Los más importantes -“Sírvase de inmediato”, “¡Ostras!”, “Cómo cocinar un lobo”, “Mi yo gastronómico” y “Un alfabeto para gourmets”- se publicaron hace 50 años reunidos en “Collected Gastronomical Works of M.F.K. Fisher“, que ahora Debate trae como “El arte de comer”, con traducción de Marcelo Cohen y Carme Geronès.
Está prologada por el cocinero vasco David de Jorge, quien destaca que “nadie ha escrito jamás con el desparpajo y el brillo” de Fisher, autora de libros que “tal vez sirvan para cocinar, pero sin duda son libros imaginados para leer”.
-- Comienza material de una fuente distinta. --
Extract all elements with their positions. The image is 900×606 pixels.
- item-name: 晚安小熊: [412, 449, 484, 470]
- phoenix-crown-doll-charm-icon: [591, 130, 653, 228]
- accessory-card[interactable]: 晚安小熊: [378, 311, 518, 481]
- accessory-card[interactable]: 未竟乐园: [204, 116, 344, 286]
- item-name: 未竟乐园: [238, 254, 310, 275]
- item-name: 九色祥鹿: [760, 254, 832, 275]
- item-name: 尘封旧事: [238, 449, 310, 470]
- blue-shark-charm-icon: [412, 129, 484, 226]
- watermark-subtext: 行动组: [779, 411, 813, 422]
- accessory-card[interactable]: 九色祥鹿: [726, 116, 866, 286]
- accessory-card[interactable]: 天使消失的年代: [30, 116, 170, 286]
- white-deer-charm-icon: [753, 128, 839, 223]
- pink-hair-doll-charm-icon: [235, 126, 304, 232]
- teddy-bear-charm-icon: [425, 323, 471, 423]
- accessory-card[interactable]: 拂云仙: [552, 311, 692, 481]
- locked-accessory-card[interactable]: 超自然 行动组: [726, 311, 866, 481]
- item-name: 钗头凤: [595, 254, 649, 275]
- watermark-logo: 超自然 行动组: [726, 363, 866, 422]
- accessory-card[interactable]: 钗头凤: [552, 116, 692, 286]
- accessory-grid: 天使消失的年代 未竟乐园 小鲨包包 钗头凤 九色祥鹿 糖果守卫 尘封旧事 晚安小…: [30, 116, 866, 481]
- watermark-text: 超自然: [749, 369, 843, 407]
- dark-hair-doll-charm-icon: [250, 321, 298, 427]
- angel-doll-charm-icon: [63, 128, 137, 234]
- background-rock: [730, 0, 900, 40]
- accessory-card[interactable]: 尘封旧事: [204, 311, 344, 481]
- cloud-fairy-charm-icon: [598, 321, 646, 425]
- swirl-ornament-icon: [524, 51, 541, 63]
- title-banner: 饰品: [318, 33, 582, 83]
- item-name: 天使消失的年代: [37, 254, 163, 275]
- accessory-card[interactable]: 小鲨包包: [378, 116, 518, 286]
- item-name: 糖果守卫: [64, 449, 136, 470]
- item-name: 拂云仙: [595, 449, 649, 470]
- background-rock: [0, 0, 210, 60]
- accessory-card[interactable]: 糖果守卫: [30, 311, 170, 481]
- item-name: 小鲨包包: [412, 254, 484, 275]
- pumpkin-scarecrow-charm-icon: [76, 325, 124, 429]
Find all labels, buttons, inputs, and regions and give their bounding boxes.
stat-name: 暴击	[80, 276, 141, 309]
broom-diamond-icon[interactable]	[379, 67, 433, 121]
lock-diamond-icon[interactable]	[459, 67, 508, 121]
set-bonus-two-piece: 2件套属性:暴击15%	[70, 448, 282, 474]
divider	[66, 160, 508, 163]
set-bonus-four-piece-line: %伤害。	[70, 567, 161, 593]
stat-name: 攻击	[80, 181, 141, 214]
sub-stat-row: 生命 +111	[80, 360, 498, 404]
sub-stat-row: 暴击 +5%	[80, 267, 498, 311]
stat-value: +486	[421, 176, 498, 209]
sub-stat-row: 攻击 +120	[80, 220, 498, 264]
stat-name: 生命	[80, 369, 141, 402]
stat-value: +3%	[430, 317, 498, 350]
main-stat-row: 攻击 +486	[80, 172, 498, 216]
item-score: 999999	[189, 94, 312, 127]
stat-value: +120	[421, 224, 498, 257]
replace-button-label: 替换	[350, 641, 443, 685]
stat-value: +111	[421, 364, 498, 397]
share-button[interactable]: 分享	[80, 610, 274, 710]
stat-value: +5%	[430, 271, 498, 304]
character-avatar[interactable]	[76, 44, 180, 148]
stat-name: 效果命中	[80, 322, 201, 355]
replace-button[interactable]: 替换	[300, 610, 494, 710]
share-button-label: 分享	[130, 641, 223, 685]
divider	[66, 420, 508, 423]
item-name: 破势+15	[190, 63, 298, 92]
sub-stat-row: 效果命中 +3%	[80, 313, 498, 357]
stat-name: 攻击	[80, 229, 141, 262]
De hecho son pocas las recetas que incluye en sus tratados gastronómicos, pero emocionantes las narraciones de momentos que la conmovieron, desde unas sencillas pero perfectas patatas chips a unos guisantes recién recolectados y guisados con lechuga y menta.
Su biógrafa, Joan Reardon, recuerda en el prólogo a la edición conmemorativa del 50 aniversario de la obra que, desde su publicación en 1954 “no sólo se ha reeditado ininterrumpidamente sino que se ha convertido en un punto de referencia para todo lo que puede considerarse original y digno de mención en la literatura culinaria de Estados Unidos durante la primera mitad del siglo XX”. Porque Fisher consiguió hacer literatura gastronómica, lejos de los escritos orientados a la nutrición que se publicaban entonces, abordando la cocina desde una perspectiva hedonista.
Nacida en Estados Unidos, vivió tres años en Dijon (Francia), la capital gastronómica del mundo para los franceses, donde se familiarizó con su cocina y sus vinos, pero también en Suiza, México y otros países que construyeron un paladar culinario exquisito.
Culta y algo esnob, se consideraba “misionera de la nueva fe de llevar sabor y luz a los ciegos de paladar” en un país de “paladar atrofiado” como el suyo, donde la mayoría de los hombres almorzaban “un bocadillo de jamón dulce y refresco de cola con jarabe de cerezas”. Sin embargo, el “paladar colectivo francés” mereció su reconocimiento.
“El arte de comer” arranca con su primer libro, “Sírvase de inmediato” (1937), en el que aborda la historia de la cocina y de los libros dedicada a ella y hace una ácida crítica a la monotonía gastronómica que impera en muchos hogares -“la rutina de lo-lunes-escalopa y los-miércoles-arroz ha creado más crasos homicidas que cualquier otra costumbre social”.
Todo ello trufado con sus reflexiones y experiencias, y revelaciones como que su placer secreto consistía en secar unos gajos de mandarina sobre el radiador, para luego enfriarlos en el alféizar de la ventana y comerlos con delectación.
Continúa con “Ostras!” (1941), una opulenta exaltación del bivalvo que contrasta con la crudeza de “Cómo cocinar un lobo” (1942). Escrito y publicado en una época de gran escasez a causa de la II Guerra Mundial, Fisher se aplicó en escribir recetas de supervivencia que ampliaría cuando lo revisó en 1951, año en el que Estados Unidos salía de las cartillas de racionamiento.
“Mi yo gastronómico” (1943) descubre a la escritora viajera y hedonista que, no obstante, se crió con una abuela que no se permitía ni permitía a los demás disfrutar en la mesa, y en “Un alfabeto para gourmets” (1949), escrito cuando ya tenía “la lengua callosa y nada inocente” cada letra le sirve para abordar cuestiones gastronómicas involucrándose en otras “colaterales”.
Lo hacía así porque consideraba que “el hambre es algo distinto de los hambrientos” y porque defendía a rajatabla que “ya que tenemos que comer para vivir, lo mejor es hacerlo con elegancia y buen gusto”.